The burden, then, rested upon the carrier to show that the injuries for which damages were claimed resulted either from an act for which it was not responsible, or a cause from which it had legally exempted itself by special contract. — Johnstone v. Richmond & D. Ry. Co., supra.

The judgment of the district court is reversed, and the cause remanded for a new trial, and such further proceedings as will'be in harmony with the views expressed in this opinion.

Reversed and remanded.

Mr. Justice Musser and Mr. Justice Hill concur.






Rehearing

On Petition for Rehearing.

Mr. Justice Gabbert

delivered the opinion of the court:

Counsel for appellee have filed a petition for rehearing based solely upon the ground that we erred in holding that the testimony of the witness with respect to market prices was admissible. In support of this contention, Willard v. Mellor, 19 Colo. 534, is *392cited. Our attention was not called to this case in either the original briefs, or on oral argument. In that case it was held that circulars sent out from day to day by merchants dealing in a certain commodity purporting to give the market price of such commodity upon the day of issuance, it not appearing' that they were authenticated, and the sources of information from which the prices quoted not having been shown, were not admissible in evidence for the purpose of establishing the market values of the commodity to which they referred. We have not held to the contrary.

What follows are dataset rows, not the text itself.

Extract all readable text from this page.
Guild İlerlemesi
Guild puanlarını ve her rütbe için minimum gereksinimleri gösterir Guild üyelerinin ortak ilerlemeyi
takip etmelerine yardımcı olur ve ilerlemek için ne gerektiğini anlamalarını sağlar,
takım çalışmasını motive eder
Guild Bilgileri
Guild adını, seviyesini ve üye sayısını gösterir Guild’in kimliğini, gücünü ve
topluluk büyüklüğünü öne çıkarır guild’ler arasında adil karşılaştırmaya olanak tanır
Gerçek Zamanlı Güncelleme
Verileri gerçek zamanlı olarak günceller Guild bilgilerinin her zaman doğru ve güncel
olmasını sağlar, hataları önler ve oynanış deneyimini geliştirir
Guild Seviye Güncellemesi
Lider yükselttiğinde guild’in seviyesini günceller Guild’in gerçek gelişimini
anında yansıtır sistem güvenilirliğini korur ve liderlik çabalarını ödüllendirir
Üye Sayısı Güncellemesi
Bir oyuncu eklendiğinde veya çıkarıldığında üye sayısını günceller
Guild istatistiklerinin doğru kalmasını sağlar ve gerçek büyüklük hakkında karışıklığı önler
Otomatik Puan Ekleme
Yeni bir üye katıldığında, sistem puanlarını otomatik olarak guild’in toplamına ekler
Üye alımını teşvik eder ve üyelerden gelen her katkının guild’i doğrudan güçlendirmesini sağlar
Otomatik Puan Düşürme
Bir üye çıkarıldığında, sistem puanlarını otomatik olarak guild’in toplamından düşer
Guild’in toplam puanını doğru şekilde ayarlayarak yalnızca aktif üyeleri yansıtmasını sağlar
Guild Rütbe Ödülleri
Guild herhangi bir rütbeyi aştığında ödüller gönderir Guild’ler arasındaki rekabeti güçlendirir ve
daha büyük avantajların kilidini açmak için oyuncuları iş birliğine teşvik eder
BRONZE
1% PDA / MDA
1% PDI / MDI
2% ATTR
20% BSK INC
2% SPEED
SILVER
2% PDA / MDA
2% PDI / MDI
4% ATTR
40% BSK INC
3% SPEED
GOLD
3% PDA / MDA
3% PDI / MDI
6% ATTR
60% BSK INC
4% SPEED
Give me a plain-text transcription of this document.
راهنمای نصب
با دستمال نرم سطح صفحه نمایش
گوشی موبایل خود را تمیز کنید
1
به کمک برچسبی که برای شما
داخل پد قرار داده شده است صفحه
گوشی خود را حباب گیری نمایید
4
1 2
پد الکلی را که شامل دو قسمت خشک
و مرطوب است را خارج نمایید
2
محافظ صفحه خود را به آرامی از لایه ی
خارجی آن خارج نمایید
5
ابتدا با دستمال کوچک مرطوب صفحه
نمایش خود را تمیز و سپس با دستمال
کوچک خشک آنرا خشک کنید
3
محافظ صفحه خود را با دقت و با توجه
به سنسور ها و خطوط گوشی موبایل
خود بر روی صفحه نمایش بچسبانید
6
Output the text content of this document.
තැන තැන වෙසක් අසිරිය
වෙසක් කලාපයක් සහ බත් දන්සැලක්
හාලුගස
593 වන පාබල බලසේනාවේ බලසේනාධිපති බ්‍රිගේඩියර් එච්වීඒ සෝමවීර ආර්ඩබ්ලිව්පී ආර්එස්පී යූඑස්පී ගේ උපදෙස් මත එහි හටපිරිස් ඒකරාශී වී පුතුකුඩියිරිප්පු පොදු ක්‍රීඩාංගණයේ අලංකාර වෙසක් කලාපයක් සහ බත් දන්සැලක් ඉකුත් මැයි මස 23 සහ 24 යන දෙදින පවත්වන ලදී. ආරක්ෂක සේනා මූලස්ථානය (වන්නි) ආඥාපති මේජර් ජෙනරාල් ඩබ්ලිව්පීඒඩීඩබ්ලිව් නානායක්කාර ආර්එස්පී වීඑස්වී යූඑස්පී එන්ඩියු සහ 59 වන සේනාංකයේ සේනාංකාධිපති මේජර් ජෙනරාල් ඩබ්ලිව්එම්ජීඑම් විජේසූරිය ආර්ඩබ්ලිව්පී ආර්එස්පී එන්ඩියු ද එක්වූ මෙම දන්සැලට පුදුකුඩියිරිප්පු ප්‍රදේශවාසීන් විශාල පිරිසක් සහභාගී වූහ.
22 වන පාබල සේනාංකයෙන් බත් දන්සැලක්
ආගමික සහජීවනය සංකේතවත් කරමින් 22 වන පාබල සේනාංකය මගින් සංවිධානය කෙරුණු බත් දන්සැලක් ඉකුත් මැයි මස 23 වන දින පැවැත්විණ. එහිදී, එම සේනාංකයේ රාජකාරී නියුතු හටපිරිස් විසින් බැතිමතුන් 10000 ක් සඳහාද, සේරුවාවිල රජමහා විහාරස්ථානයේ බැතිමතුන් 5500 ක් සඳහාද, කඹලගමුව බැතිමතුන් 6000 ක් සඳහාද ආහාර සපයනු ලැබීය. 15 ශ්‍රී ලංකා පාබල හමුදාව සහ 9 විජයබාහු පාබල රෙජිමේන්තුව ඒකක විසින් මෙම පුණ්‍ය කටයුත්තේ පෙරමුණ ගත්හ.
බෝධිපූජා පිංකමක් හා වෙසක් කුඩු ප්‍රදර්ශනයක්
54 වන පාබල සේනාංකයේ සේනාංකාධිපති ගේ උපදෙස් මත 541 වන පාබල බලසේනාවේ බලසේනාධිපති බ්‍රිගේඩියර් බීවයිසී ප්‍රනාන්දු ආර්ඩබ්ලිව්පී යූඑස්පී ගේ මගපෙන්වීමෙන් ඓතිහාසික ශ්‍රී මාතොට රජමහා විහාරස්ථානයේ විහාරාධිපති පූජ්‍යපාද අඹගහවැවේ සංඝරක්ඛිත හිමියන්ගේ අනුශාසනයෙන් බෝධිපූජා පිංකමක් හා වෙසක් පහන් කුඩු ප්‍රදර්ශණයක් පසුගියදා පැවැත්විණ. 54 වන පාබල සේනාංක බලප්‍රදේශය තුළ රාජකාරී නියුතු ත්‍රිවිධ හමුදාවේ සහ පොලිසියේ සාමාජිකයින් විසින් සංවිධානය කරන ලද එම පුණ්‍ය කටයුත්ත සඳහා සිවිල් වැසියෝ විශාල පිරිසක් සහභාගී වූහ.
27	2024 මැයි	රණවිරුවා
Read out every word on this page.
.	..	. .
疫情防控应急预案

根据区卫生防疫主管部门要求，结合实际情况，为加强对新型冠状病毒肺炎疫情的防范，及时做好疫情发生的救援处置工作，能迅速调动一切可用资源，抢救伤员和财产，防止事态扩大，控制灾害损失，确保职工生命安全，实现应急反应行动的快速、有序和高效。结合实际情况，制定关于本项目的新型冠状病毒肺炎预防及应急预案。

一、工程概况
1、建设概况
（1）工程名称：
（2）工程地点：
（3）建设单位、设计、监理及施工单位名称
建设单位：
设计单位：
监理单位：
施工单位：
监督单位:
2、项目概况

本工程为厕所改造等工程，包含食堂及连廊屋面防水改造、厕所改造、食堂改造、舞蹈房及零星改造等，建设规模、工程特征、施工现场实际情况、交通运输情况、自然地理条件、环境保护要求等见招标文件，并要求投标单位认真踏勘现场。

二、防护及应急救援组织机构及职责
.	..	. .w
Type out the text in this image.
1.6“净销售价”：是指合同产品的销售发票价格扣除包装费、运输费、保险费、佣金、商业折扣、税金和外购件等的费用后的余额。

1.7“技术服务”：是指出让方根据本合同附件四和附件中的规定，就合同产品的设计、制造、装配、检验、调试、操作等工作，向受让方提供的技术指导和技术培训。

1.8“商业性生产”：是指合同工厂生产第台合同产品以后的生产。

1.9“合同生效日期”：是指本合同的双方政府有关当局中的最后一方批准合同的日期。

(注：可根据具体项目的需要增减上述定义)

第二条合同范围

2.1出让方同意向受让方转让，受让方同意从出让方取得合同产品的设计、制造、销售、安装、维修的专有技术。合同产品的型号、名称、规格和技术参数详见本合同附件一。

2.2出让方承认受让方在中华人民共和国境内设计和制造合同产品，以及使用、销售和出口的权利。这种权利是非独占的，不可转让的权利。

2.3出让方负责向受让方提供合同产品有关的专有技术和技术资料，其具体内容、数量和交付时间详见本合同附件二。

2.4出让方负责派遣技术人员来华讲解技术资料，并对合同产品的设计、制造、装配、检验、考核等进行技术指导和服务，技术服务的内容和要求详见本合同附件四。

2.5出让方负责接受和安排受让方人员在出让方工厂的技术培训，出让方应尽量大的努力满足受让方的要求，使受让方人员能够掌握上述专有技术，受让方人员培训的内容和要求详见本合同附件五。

The record discloses, as previously stated, that the witness had been engaged in buying and selling cattle for many years; that the market reports from Omaha, to which place the cattle of plaintiffs were shipped, are always consulted by dealers in cattle shipping to that point, and that their transactions are governed by such reports; that he had consulted the standard market reports, and by this means learned the prices at which cattle were quoted on different days in the Omaha market.

From this testimony, we hold, not that the market reports are admissible, but that they are proper sources of information to which a party may resort for the purpose of ascertaining market prices, and that one acquainted with the market in this way is competent to testify on the subject of market values. We know that such market reports as we are considering are constantly received and acted upon by dealers. Before a witness can testify regarding market values, he must appear to be qualified. If he has gained a knowledge on the subject from a source which the business world uniformly recognizes' as trustworthy, and acts upon, he is certainly qualified to testify on the subject of the market prices of commodities embraced in such reports for the period which they cover. — Sisson v. Cleveland & Toledo R. *393R. Co., 14 Mick 489; Smith v. N. C. R. R. Co., 68 N. C. 107; Nat’l Bank of Commerce v. City of Neiv Bedford, 56 N. E. 288. See, also, Whitney v. Thacher, 117 Mass. 523.

Opinion filed December 5, 1910; rehearing denied February 6, 1911.

The petition for rehearing is denied.

Mr. Justice Musser and Mr. Justice Hill concur.